The special election to fill Price's former seat (he is now HHS Secretary) is viewed by some as a referendum on the fledgling administration of Donald Trump -- and a harbinger of the 2018 midterm elections.

"Everyone's looking for national implications, but all politics is local," says the man on whom Democrats are pinning their hopes for victory.

Jon Ossoff, 30, has raised more than $8.3 million, most of it from outside his district, press reports said.

But he can't vote for himself today, since he lives outside of the district he wants to represent.

Ossoff spoke about that Tuesday morning on CNN's "New Day," after urging other voters to "make themselves heard."

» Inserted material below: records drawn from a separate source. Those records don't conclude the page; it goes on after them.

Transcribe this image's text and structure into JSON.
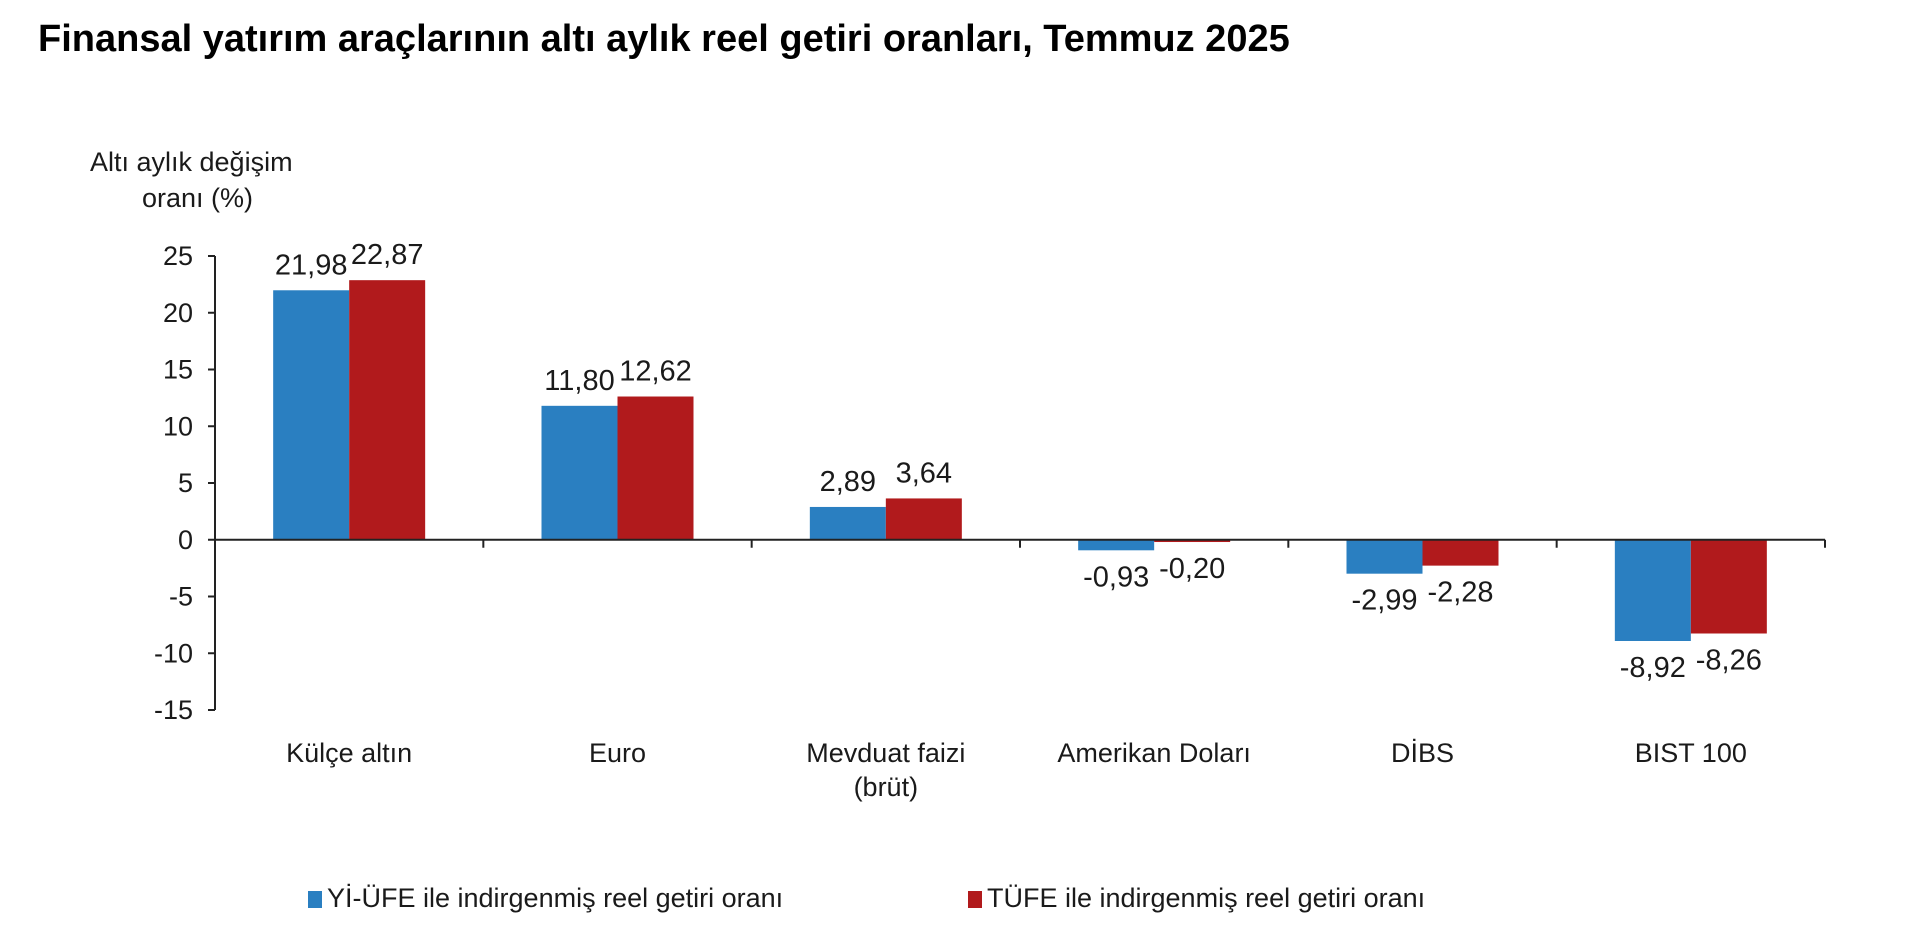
{
  "chart_data": {
    "type": "bar",
    "title": "Finansal yatırım araçlarının altı aylık reel getiri oranları, Temmuz 2025",
    "ylabel": [
      "Altı aylık değişim",
      "oranı (%)"
    ],
    "xlabel": "",
    "ylim": [
      -15,
      25
    ],
    "yticks": [
      25,
      20,
      15,
      10,
      5,
      0,
      -5,
      -10,
      -15
    ],
    "categories": [
      [
        "Külçe altın"
      ],
      [
        "Euro"
      ],
      [
        "Mevduat faizi",
        "(brüt)"
      ],
      [
        "Amerikan Doları"
      ],
      [
        "DİBS"
      ],
      [
        "BIST 100"
      ]
    ],
    "series": [
      {
        "name": "Yİ-ÜFE ile indirgenmiş reel getiri oranı",
        "color": "#2a7fc1",
        "values": [
          21.98,
          11.8,
          2.89,
          -0.93,
          -2.99,
          -8.92
        ],
        "labels": [
          "21,98",
          "11,80",
          "2,89",
          "-0,93",
          "-2,99",
          "-8,92"
        ]
      },
      {
        "name": "TÜFE ile indirgenmiş reel getiri oranı",
        "color": "#b11a1c",
        "values": [
          22.87,
          12.62,
          3.64,
          -0.2,
          -2.28,
          -8.26
        ],
        "labels": [
          "22,87",
          "12,62",
          "3,64",
          "-0,20",
          "-2,28",
          "-8,26"
        ]
      }
    ],
    "grid": false,
    "legend_position": "bottom"
  }
}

"I grew up in this district. I grew up in this community," Ossoff said. "No one knew there was going to be an election coming. I've been living with Alicia, my girlfriend of 12 years, down by Emory University where she's a full-time medical student. And as soon as she concludes her medical training, I'll be ten minutes back up the street into the district where I grew up. But I want to support her and her career and do right by her."

"So when are you going to marry her?" CNN's Alisyn Camerota asked Ossoff:

"Well, I don't want to give anything away," he said, cracking just a little smile. "But I think I can reasonably say that's more of a personal question. I'll give you a call when I have something to announce."

The polls close at 7 p.m. in Georgia, and if none of the 18 candidates gets a majority of the vote, a runoff election would take place on June 20.